Effect of CARD9 deficiency on the Th1/Th17-related response. WT and CARD9 KO mice were infected intratracheally with C. neoformans. (A) Expression of IL-12p35, IL-6, TGF-β, and IL-23p19 on day 3 and of T-bet, ROR-γt, IFN-γ, and IL-17A on day 7 was measured in the lung homogenates by real-time PCR. Data are means and SD for five mice. (B) LN cells obtained on day 7 postinfection were stimulated with indicated doses of C. neoformans or ConA (1 μg/ml) for 48 h, and production of IFN-γ and IL-17A was measured. Data are means and SD of triplicate cultures.

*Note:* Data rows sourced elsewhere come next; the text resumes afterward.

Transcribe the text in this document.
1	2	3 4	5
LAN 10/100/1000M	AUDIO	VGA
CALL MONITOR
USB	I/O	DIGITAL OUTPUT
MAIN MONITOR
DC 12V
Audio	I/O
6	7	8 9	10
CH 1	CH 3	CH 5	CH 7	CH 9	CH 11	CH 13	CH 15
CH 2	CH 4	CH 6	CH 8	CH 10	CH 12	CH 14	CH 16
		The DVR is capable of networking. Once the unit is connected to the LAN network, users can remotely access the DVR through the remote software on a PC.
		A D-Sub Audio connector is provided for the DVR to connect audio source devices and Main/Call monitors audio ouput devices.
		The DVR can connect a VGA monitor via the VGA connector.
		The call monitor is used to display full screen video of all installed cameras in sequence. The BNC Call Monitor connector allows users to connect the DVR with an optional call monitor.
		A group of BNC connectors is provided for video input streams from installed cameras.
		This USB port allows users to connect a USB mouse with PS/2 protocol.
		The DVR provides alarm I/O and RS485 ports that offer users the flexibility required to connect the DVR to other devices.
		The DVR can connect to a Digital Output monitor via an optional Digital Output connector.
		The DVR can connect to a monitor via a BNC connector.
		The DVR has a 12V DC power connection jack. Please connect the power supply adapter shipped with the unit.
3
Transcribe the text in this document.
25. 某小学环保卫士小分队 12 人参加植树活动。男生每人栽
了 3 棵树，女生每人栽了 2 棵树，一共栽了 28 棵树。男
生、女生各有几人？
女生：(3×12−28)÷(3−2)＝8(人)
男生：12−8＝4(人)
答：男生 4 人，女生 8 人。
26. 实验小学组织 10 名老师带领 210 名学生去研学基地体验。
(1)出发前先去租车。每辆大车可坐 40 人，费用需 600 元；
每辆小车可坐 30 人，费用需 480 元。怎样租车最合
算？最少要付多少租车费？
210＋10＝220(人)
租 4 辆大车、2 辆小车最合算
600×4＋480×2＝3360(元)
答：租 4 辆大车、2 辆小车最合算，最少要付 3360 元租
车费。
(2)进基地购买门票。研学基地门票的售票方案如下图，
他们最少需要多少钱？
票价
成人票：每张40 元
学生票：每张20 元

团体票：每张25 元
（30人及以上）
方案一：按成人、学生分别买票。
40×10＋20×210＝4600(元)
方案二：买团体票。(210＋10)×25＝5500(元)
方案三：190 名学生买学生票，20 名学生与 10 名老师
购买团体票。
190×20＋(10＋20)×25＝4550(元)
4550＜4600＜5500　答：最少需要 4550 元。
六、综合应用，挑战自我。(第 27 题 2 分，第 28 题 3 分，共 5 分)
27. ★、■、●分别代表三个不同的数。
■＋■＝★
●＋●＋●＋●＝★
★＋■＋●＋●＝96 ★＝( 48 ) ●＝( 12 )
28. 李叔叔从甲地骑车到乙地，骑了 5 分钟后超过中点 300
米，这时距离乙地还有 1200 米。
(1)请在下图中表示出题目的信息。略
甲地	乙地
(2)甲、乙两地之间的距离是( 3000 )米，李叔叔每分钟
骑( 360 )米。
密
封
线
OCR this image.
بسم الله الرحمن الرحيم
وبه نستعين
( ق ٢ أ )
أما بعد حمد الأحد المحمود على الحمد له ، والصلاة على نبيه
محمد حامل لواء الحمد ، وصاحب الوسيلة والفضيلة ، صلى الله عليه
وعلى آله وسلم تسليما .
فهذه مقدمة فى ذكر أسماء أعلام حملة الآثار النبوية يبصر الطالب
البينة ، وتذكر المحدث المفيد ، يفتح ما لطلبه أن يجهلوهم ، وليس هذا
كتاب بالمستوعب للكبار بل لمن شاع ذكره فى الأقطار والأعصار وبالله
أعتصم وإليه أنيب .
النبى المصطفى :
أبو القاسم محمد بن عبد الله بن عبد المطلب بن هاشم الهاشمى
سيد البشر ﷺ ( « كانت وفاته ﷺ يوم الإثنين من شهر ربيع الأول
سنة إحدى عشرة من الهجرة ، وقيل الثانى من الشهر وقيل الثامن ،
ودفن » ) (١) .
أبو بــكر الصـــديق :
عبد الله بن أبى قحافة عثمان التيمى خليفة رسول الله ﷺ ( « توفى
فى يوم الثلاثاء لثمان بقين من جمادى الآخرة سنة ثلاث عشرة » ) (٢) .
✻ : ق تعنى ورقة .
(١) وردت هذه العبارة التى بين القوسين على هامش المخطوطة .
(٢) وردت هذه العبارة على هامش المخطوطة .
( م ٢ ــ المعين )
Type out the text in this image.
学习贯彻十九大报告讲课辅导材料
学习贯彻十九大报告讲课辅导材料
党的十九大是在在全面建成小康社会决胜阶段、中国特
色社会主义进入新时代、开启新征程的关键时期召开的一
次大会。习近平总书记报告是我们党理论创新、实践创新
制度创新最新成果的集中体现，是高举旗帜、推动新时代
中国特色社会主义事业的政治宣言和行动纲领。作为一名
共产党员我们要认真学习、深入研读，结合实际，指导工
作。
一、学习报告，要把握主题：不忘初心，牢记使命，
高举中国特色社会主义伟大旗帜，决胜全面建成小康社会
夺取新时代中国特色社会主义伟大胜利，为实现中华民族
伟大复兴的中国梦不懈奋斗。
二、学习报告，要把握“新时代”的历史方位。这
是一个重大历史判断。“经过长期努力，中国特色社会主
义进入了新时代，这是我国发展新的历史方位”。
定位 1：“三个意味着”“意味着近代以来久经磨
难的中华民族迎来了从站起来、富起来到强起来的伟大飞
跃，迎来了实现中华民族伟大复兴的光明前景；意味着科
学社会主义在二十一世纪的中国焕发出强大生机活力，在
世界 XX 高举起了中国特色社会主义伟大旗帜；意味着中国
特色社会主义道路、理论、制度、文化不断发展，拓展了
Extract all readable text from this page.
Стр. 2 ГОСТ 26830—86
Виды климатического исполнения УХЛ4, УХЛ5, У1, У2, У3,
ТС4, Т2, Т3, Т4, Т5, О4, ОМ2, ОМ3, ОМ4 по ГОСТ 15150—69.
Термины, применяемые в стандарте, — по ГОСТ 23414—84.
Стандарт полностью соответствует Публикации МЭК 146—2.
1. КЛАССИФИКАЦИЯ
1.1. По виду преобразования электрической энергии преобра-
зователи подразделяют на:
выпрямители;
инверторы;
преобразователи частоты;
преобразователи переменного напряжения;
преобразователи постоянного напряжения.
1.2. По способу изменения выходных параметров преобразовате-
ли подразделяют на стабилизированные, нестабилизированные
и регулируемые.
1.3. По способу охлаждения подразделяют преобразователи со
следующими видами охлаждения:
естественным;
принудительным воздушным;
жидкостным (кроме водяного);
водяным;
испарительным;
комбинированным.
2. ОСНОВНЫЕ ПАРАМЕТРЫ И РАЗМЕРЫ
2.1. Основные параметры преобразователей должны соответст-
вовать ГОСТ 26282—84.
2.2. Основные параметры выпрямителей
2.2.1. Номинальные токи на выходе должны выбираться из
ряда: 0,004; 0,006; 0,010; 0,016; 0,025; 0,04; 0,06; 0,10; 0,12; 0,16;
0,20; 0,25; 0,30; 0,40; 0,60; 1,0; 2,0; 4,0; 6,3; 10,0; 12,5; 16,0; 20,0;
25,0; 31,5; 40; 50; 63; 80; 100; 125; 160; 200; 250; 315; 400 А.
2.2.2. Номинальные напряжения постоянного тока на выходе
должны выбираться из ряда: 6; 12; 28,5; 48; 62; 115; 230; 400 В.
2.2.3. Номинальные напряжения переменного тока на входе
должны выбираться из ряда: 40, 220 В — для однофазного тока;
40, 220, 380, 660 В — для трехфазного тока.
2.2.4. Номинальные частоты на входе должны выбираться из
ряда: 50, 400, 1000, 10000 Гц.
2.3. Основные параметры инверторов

Experiments were repeated twice with similar results. NS, not significant; *, P < 0.05.

FIG 9

Effect of IL-17A deficiency on the clearance of C. neoformans in lungs. WT and IL-17A KO mice were infected intratracheally with C. neoformans. The number of live colonies in lungs was counted on day 14 after infection. Data are means and SD for six WT and seven IL-17A KO mice. Experiments were repeated three times with similar results. *, P < 0.05.